In this way, Gatsby’s Child resembles The Glass Castle, in that it’s a How I Got Out memoir. Both books contain a series of stories about a strange, terrible family, from the perspective of the child who managed to break free and succeed beyond it. Unfortunately, Schumacher’s book wanders and rambles with a loosely organized narrative strategy, perpetually telling stories instead of telling a story. Her prose is unadorned but highly readable and there are insights here that cut deep: “I don’t want to be like my mother. She lets her dogs die.” But, in the course of assembling and finishing Gatsby’s Child, Schumacher needed a more attentive editor. She cannot distinguish between what is working and what isn’t, and plenty of the book isn’t. It’s repetitive, as if the chapters were individual essays that have not been fully integrated into a manuscript. A number of the issues that particularly occupy Schumacher about her youth are unimpressive. Occasionally, her tone slips into bitterness, which is the surest way to repel even sympathetic readers.
Of course, Schumacher has plenty to be bitter about. Her stories are appalling. Anti-Semitism leads her parents to dwell in haughty fear. Teachers and peers are sometimes kind and often unhelpful. Her father forges her signature and steals a valuable parcel of land from her. Everything about her story indicates that clichés about the ’50s are so powerful because things really were that way: repressive, poisonous, full of unspoken secrets and blustering ignorance. However, because they are clichés, the stories aren’t terribly interesting, despite Schumacher’s competent work in setting them down.
Because Schumacher has since gained insight about her upbringing, she’s able to accompany her memories with analysis as well as emotional depth to which she didn’t have access at the time. This gives her memoir a kaleidoscopic feel, the sense that every memory tugs a handful of cortical strings.

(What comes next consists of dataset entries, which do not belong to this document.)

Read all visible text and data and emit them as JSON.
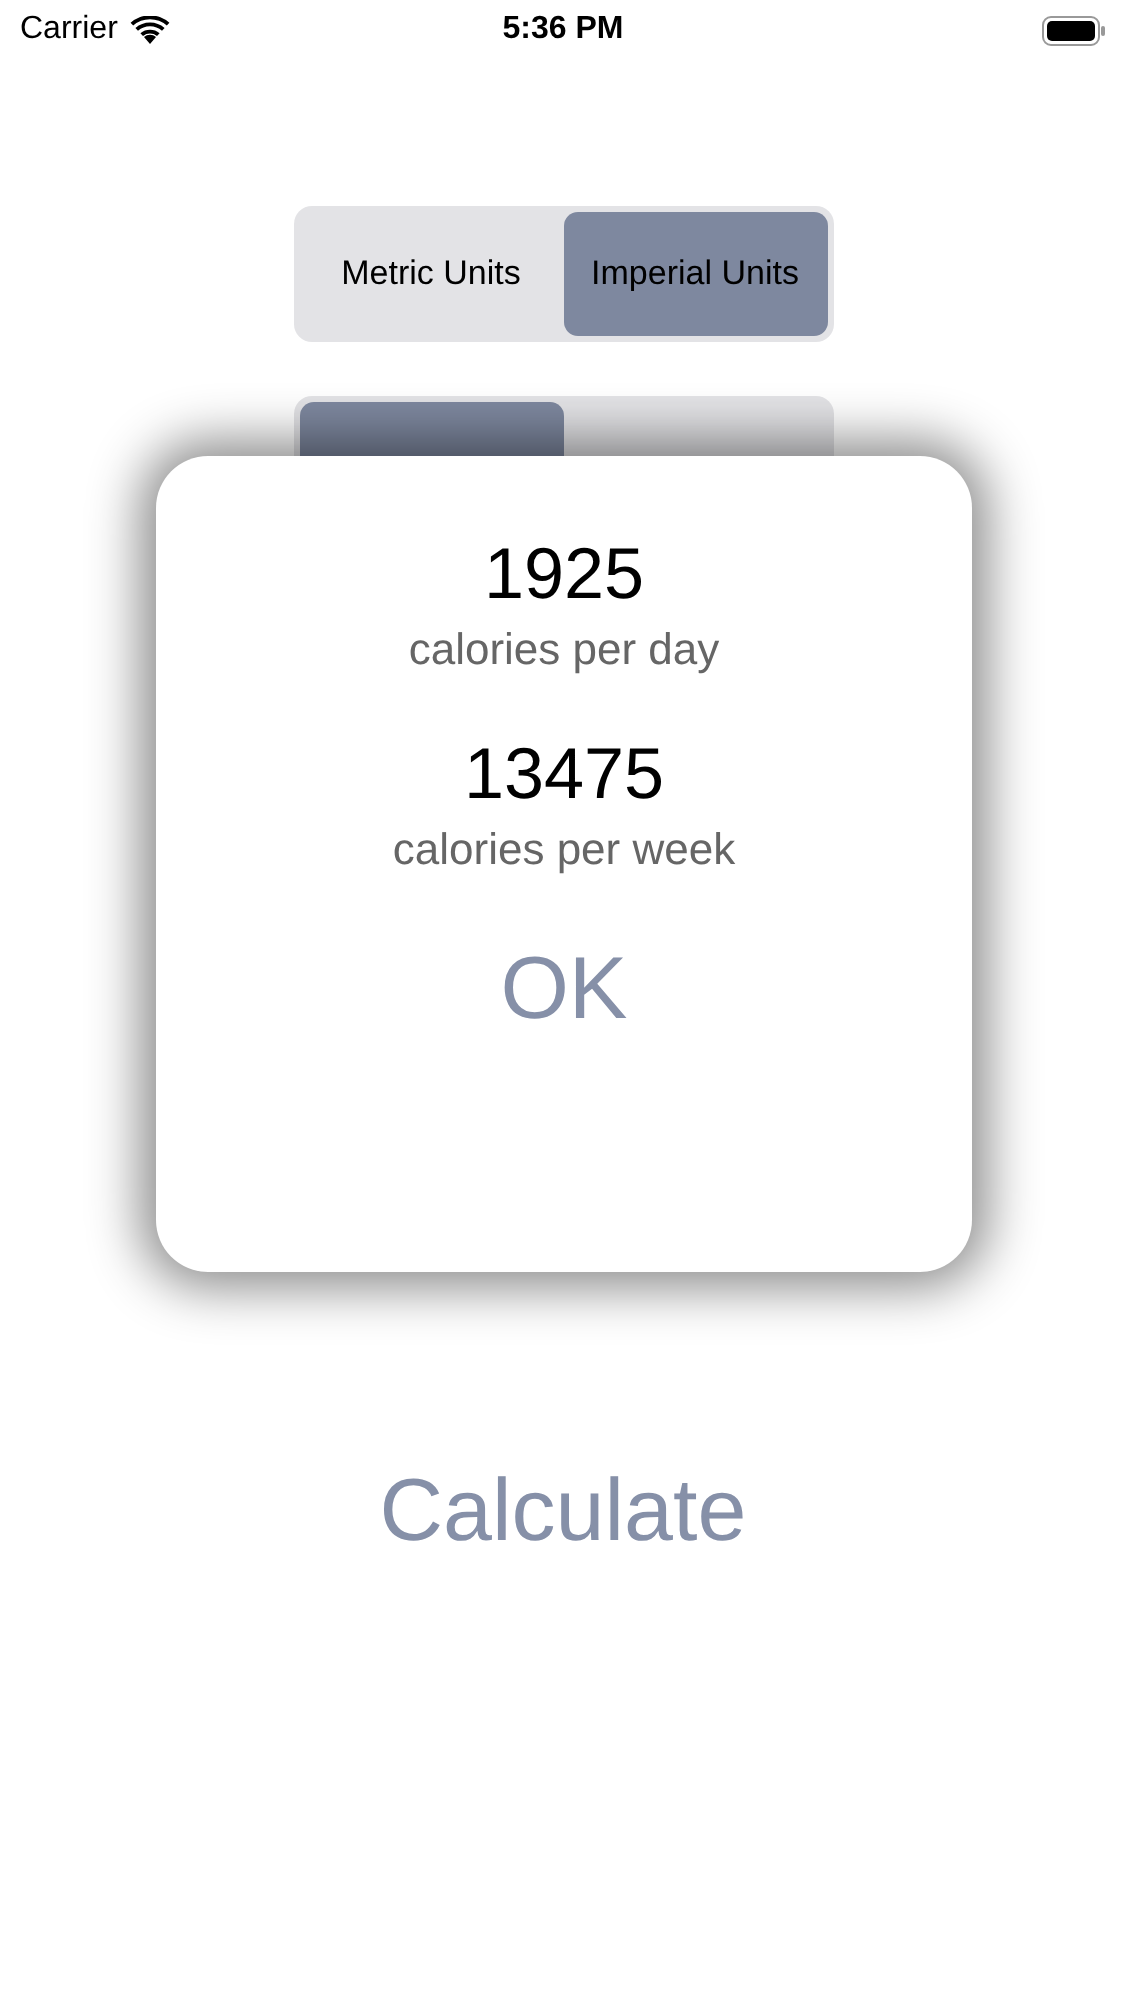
{
  "status_bar": {
    "carrier": "Carrier",
    "time": "5:36 PM"
  },
  "unit_selector": [
    {
      "label": "Metric Units",
      "selected": false
    },
    {
      "label": "Imperial Units",
      "selected": true
    }
  ],
  "gender_selector": [
    {
      "selected": true
    },
    {
      "selected": false
    }
  ],
  "calculate_button": "Calculate",
  "result_dialog": {
    "results": [
      {
        "value": "1925",
        "caption": "calories per day"
      },
      {
        "value": "13475",
        "caption": "calories per week"
      }
    ],
    "button": "OK"
  }
}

So this chronicle of her experiences is valuable, in the same way street photography of bygone eras remains valuable. But, again, there’s so little urgency about these stories, or about the book as a whole. If it wasn’t for its lookie-loo angle in the decay of old-monied American society, there isn’t much in Gatsby’s Child to distinguish it from a family album best left in the attic.
Katharine Coldiron‘s work has appeared in Ms., the Guardian, the Rumpus, and elsewhere. She lives in California and blogs at the Fictator.